Crude oil prices were steady and without much change on Wednesday despite the recent escalation in trade tension between the US and China, the world’s two largest oil consumers.
International benchmark Brent crude was trading at $42.70 per barrel at 0644 GMT for a 0.16% gain after closing Tuesday at $42.63 a barrel.
American benchmark West Texas Intermediate (WTI) was at $40.37 a barrel at the same time without much change from the previous day’s close of $40.36 per barrel.
US Treasury Secretary Steven Mnuchin said Tuesday that Sino-American economic relations could be hurt if US companies are not allowed to compete fairly in China.
“If we can compete with China on a fair and level playing field, it is a great opportunity for US businesses and US workers, as China has a large growing middle class,” he said.
“But if we can’t participate and compete on a fair basis, then you are going to see a decoupling going forward,” Mnuchin warned.
The escalation in US-China trade relations could potentially hurt oil consumption of the world’s two largest economies if they move towards a more protectionist stance from an interdependent setting in the current global system.

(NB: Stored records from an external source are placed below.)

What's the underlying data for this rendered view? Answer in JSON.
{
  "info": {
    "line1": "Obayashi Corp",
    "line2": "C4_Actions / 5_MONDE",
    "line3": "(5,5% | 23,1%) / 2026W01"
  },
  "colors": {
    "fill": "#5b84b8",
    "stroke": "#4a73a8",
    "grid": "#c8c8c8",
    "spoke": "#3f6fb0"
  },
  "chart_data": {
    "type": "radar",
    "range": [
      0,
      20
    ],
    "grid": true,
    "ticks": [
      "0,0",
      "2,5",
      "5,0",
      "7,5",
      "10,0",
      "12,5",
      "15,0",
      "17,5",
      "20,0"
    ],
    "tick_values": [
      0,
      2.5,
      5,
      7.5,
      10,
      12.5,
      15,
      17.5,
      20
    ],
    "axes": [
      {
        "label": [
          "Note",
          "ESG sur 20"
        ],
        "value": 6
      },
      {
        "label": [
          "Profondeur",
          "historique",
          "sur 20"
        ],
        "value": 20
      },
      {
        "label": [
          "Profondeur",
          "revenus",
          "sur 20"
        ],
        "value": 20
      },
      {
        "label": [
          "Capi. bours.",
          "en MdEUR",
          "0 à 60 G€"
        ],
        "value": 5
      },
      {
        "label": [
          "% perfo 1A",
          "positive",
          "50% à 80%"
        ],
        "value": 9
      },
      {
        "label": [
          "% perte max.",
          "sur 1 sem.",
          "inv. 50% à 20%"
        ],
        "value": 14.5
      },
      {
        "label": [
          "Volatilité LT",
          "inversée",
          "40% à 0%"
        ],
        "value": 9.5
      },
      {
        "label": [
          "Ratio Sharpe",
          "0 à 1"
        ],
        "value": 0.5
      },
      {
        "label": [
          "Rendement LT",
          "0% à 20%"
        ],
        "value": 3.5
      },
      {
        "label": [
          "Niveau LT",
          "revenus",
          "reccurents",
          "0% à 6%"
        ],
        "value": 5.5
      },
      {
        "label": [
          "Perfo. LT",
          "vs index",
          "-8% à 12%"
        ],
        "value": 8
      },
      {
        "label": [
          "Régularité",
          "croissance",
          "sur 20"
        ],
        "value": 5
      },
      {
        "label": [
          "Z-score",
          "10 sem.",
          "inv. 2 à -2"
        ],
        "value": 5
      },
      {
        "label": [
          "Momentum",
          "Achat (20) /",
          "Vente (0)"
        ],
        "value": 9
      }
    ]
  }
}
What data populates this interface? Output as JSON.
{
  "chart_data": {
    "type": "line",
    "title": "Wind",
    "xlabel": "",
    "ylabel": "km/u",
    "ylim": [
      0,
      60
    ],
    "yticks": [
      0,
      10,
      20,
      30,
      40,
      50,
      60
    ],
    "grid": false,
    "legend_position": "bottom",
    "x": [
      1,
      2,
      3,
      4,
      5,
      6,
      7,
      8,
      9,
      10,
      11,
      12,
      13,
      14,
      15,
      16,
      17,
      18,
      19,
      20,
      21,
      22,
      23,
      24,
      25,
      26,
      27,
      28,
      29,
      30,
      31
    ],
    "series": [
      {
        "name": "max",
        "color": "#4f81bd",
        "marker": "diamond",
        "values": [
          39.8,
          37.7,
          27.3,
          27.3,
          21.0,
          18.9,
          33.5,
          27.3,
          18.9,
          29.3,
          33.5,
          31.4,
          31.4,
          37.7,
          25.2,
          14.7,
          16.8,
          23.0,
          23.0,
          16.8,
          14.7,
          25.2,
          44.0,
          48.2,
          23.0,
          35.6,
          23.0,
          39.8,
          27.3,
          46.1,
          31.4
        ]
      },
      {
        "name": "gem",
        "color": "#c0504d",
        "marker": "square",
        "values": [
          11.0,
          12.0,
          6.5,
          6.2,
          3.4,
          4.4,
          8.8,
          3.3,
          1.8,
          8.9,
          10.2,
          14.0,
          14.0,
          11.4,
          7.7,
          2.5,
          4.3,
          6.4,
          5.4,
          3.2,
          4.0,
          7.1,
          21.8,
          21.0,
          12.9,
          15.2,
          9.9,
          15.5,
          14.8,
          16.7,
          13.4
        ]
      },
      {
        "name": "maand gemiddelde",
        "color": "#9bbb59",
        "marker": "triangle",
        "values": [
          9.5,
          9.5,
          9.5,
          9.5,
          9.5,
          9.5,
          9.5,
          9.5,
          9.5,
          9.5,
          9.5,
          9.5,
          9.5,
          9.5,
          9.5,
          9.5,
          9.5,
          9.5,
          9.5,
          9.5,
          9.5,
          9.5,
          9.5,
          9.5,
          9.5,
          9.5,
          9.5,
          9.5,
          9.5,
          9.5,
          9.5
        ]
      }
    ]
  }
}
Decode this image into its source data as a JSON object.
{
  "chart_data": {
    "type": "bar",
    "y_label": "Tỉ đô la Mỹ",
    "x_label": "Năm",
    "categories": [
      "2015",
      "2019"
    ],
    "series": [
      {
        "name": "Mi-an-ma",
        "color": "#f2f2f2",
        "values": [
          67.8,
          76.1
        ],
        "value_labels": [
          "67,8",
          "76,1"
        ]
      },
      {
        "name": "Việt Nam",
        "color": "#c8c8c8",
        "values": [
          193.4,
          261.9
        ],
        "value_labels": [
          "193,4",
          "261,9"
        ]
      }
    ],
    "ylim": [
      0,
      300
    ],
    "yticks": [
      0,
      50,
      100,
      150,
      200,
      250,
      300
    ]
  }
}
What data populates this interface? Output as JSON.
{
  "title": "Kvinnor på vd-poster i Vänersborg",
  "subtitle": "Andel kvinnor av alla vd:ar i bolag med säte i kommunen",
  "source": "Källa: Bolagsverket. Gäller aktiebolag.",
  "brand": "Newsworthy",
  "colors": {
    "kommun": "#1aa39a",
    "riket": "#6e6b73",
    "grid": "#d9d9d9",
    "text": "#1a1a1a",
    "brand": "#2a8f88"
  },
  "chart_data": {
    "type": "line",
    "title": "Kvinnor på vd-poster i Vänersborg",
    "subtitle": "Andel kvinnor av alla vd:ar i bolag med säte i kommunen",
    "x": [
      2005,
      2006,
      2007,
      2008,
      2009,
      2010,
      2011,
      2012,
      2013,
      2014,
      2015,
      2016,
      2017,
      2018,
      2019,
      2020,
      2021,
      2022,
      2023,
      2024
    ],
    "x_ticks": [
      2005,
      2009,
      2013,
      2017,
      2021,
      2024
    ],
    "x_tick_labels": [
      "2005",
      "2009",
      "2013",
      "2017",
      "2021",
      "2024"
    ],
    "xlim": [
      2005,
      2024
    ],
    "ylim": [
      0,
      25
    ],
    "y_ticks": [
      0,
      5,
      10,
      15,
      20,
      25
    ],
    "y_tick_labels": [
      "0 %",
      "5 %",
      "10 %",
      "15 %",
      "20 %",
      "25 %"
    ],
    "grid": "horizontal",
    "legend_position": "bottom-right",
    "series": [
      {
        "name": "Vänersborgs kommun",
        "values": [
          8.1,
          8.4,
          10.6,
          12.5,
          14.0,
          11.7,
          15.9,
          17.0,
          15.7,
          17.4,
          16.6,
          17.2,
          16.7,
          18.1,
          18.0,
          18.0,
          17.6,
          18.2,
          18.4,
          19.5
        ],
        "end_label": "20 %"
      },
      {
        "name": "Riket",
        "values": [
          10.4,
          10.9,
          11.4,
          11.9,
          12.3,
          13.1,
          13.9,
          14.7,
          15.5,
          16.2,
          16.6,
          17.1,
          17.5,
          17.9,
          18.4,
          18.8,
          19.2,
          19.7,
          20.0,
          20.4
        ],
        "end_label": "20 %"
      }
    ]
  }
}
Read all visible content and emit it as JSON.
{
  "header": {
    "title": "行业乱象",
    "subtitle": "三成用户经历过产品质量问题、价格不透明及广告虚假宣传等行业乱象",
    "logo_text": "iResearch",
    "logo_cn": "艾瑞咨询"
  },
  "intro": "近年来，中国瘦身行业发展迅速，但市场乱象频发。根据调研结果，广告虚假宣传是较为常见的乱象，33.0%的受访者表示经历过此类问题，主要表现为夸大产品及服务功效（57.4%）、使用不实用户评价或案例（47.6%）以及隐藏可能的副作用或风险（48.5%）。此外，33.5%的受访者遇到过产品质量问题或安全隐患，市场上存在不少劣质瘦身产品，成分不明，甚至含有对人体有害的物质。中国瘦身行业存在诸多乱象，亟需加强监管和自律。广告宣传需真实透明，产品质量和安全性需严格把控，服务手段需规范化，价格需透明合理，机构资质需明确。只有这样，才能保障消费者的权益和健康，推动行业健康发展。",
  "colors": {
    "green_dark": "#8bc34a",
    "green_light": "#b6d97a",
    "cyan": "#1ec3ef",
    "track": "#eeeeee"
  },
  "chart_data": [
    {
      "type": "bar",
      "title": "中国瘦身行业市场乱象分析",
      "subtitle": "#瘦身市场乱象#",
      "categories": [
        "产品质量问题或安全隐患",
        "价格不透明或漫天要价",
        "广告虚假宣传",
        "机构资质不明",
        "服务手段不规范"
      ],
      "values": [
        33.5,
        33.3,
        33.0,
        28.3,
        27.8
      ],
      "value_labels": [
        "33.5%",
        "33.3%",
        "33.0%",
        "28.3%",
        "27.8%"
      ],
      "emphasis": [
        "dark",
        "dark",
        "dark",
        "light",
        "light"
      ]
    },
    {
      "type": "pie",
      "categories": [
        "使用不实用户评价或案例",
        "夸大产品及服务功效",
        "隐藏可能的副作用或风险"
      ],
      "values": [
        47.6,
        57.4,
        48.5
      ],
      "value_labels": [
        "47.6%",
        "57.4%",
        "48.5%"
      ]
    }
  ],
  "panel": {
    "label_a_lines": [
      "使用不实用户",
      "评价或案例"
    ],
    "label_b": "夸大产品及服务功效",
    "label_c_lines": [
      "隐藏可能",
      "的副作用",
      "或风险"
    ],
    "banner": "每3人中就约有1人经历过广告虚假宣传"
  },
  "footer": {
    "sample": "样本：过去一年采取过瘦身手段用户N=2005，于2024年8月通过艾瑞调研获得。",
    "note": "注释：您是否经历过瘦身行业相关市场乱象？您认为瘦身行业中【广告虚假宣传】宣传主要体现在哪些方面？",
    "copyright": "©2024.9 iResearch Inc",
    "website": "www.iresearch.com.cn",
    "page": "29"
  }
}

Washington has accused Beijing of the government’s lack of timely information given to authorities over the novel coronavirus (COVID-19), which has now spread around the world and placed a blow on the global economy and overall oil demand.
On the supply side, the American Petroleum Institute (API) said Tuesday it estimates another major US crude oil inventory buildup of 1.8 million barrels for the week ending June 19.
The Energy Information Administration (EIA) will release the official weekly update of US crude oil inventories later on Wednesday.